If you are a Boomer and own such a home, right now you’re probably grasping at hope, thinking, “It won’t be a problem. The younger generations will buy homes from the Boomers.” Well clearly I would not bother writing about this topic if demographic projections pointed toward an evenly matched assortment of future buyers and sellers, so take a deep breath and keep reading.

Reasons Behind the Coming Housing Crash

There are a variety of reasons that Millennials and Generation Z are not expected to pick up the slack in the housing market. Off the top of my head, here are some lifestyle situations among those generations that make them different from Boomers, and less likely to purchase houses:


    1. They’re very comfortable with renting. In fact, they’re expected to push rental occupancy more than 20% higher than historical norms in the coming decade.
    2. They’re having smaller families. They don’t need a large house in which to raise three or 10 kids.
    3. They’re burdened with significant college debt that prohibits them from saving for a house down payment.
    4. They’re burdened with significant rental costs that prohibit them from saving for a house down payment. Current rental prices are more than 50% higher than they were prior to the housing crisis, a decade ago, while housing prices are less than 15% higher.
    5. It’s much harder to qualify for a mortgage in this post-housing crisis era. In a gig economy, it can be very difficult for the masses of self-employed workers to meet mortgage lending requirements that demand more predictable income and job stability.
    6. They’re more likely to be single parents at younger ages and possibly working in retail or lower-level corporate jobs that barely cover rent, transportation and living expenses, let alone health insurance. Home ownership can be vastly less expensive than renting, but if you don’t have cash for the down payment, then you’re locked out of the housing market.

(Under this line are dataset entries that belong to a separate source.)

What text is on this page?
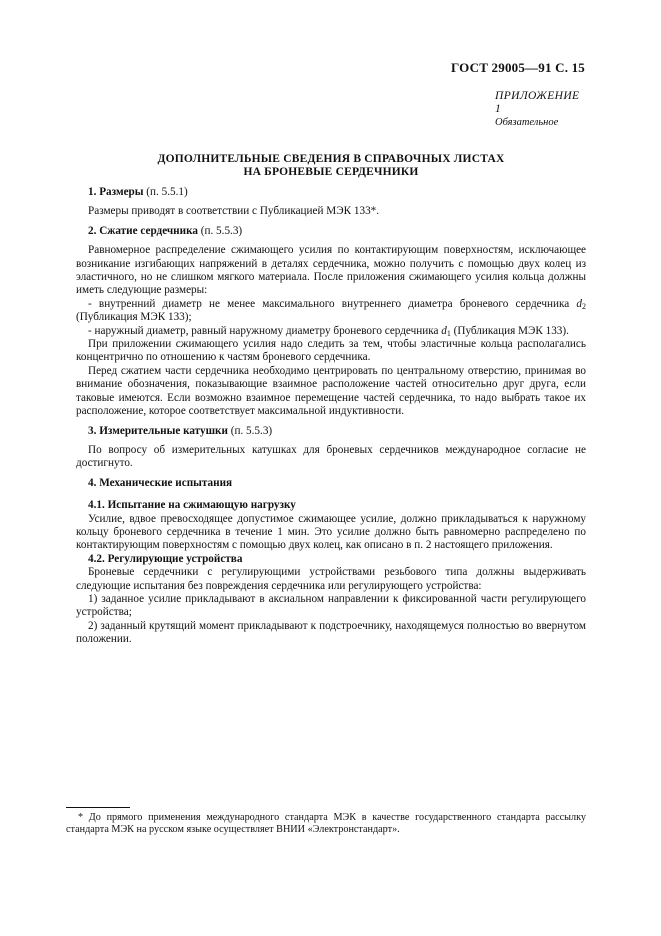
ГОСТ 29005—91 С. 15
ПРИЛОЖЕНИЕ 1
Обязательное
ДОПОЛНИТЕЛЬНЫЕ СВЕДЕНИЯ В СПРАВОЧНЫХ ЛИСТАХ
НА БРОНЕВЫЕ СЕРДЕЧНИКИ

1. Размеры (п. 5.5.1)

Размеры приводят в соответствии с Публикацией МЭК 133*.

2. Сжатие сердечника (п. 5.5.3)

Равномерное распределение сжимающего усилия по контактирующим поверхностям, исключающее возникание изгибающих напряжений в деталях сердечника, можно получить с помощью двух колец из эластичного, но не слишком мягкого материала. После приложения сжимающего усилия кольца должны иметь следующие размеры:

- внутренний диаметр не менее максимального внутреннего диаметра броневого сердечника $d_2$ (Публикация МЭК 133);

- наружный диаметр, равный наружному диаметру броневого сердечника $d_1$ (Публикация МЭК 133).

При приложении сжимающего усилия надо следить за тем, чтобы эластичные кольца располагались концентрично по отношению к частям броневого сердечника.

Перед сжатием части сердечника необходимо центрировать по центральному отверстию, принимая во внимание обозначения, показывающие взаимное расположение частей относительно друг друга, если таковые имеются. Если возможно взаимное перемещение частей сердечника, то надо выбрать такое их расположение, которое соответствует максимальной индуктивности.

3. Измерительные катушки (п. 5.5.3)

По вопросу об измерительных катушках для броневых сердечников международное согласие не достигнуто.

4. Механические испытания

4.1. Испытание на сжимающую нагрузку

Усилие, вдвое превосходящее допустимое сжимающее усилие, должно прикладываться к наружному кольцу броневого сердечника в течение 1 мин. Это усилие должно быть равномерно распределено по контактирующим поверхностям с помощью двух колец, как описано в п. 2 настоящего приложения.

4.2. Регулирующие устройства

Броневые сердечники с регулирующими устройствами резьбового типа должны выдерживать следующие испытания без повреждения сердечника или регулирующего устройства:

1) заданное усилие прикладывают в аксиальном направлении к фиксированной части регулирующего устройства;

2) заданный крутящий момент прикладывают к подстроечнику, находящемуся полностью во ввернутом положении.

* До прямого применения международного стандарта МЭК в качестве государственного стандарта рассылку стандарта МЭК на русском языке осуществляет ВНИИ «Электронстандарт».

Housing takes up much more of a family’s income today than it did when you or your parents bought houses. My father was a newspaper reporter for 36 years. He supported a family of six, and was able to own a home and a car in the 1960s, and two cars by the 1970s. Can you imagine a newspaper reporter supporting a family of six on their salary in 2019?!

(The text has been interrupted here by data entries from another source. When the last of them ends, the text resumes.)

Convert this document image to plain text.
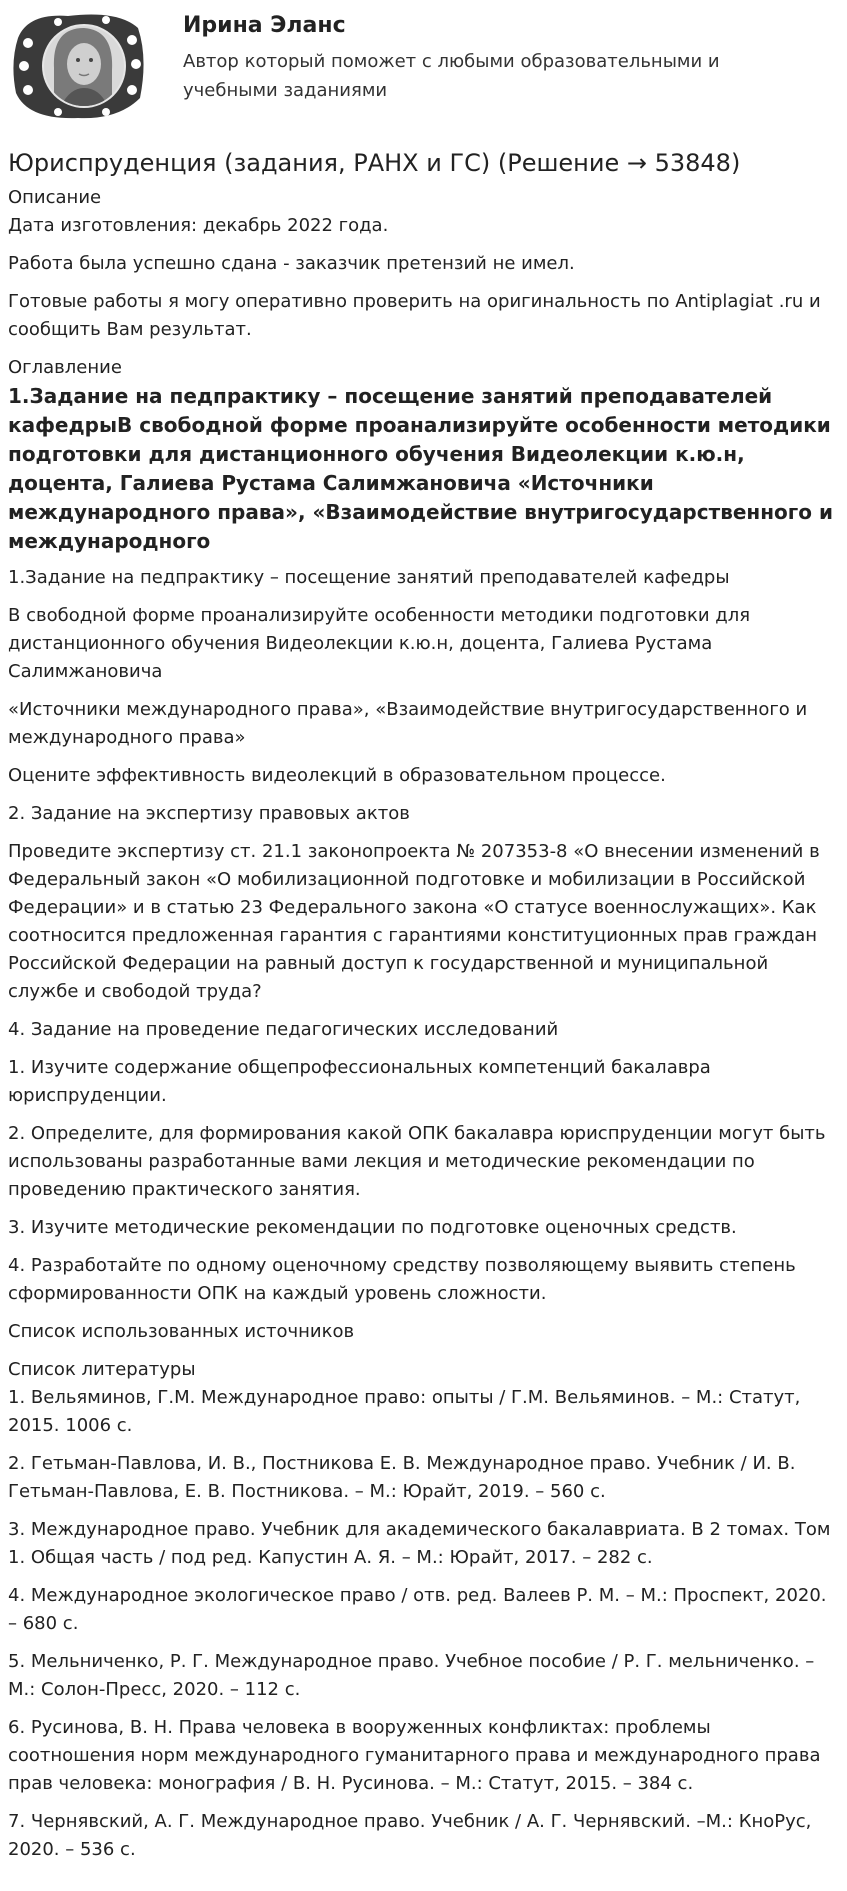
Ирина Эланс
Автор который поможет с любыми образовательными и учебными заданиями
Юриспруденция (задания, РАНХ и ГС) (Решение → 53848)
Описание

Дата изготовления: декабрь 2022 года.

Работа была успешно сдана - заказчик претензий не имел.

Готовые работы я могу оперативно проверить на оригинальность по Antiplagiat .ru и сообщить Вам результат.

Оглавление
1.Задание на педпрактику – посещение занятий преподавателей кафедрыВ свободной форме проанализируйте особенности методики подготовки для дистанционного обучения Видеолекции к.ю.н, доцента, Галиева Рустама Салимжановича «Источники международного права», «Взаимодействие внутригосударственного и международного

1.Задание на педпрактику – посещение занятий преподавателей кафедры

В свободной форме проанализируйте особенности методики подготовки для дистанционного обучения Видеолекции к.ю.н, доцента, Галиева Рустама Салимжановича

«Источники международного права», «Взаимодействие внутригосударственного и международного права»

Оцените эффективность видеолекций в образовательном процессе.

2. Задание на экспертизу правовых актов

Проведите экспертизу ст. 21.1 законопроекта № 207353-8 «О внесении изменений в Федеральный закон «О мобилизационной подготовке и мобилизации в Российской Федерации» и в статью 23 Федерального закона «О статусе военнослужащих». Как соотносится предложенная гарантия с гарантиями конституционных прав граждан Российской Федерации на равный доступ к государственной и муниципальной службе и свободой труда?

4. Задание на проведение педагогических исследований

1. Изучите содержание общепрофессиональных компетенций бакалавра юриспруденции.

2. Определите, для формирования какой ОПК бакалавра юриспруденции могут быть использованы разработанные вами лекция и методические рекомендации по проведению практического занятия.

3. Изучите методические рекомендации по подготовке оценочных средств.

4. Разработайте по одному оценочному средству позволяющему выявить степень сформированности ОПК на каждый уровень сложности.

Список использованных источников

Список литературы

1. Вельяминов, Г.М. Международное право: опыты / Г.М. Вельяминов. – М.: Статут, 2015. 1006 с.

2. Гетьман-Павлова, И. В., Постникова Е. В. Международное право. Учебник / И. В. Гетьман-Павлова, Е. В. Постникова. – М.: Юрайт, 2019. – 560 с.

3. Международное право. Учебник для академического бакалавриата. В 2 томах. Том 1. Общая часть / под ред. Капустин А. Я. – М.: Юрайт, 2017. – 282 с.

4. Международное экологическое право / отв. ред. Валеев Р. М. – М.: Проспект, 2020. – 680 с.

5. Мельниченко, Р. Г. Международное право. Учебное пособие / Р. Г. мельниченко. – М.: Солон-Пресс, 2020. – 112 с.

6. Русинова, В. Н. Права человека в вооруженных конфликтах: проблемы соотношения норм международного гуманитарного права и международного права прав человека: монография / В. Н. Русинова. – М.: Статут, 2015. – 384 с.

7. Чернявский, А. Г. Международное право. Учебник / А. Г. Чернявский. –М.: КноРус, 2020. – 536 с.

The housing analysis that I read projects home buying volume to be more than 50% below normalized long-term levels in the coming decade. FIFTY PERCENT LOWER!

That means people who sell their homes very soon will get much higher prices for their homes than people who sell their homes later in the coming decade. Home values are projected to steadily fall because there will be a glut of available homes and a lack of qualified buyers.

If the bulk of your net worth is tied up in your home, and you were planning on selling in order to tap into the equity to sustain you during retirement, you need to understand that your long-term plans might be thwarted by market forces that you had not anticipated.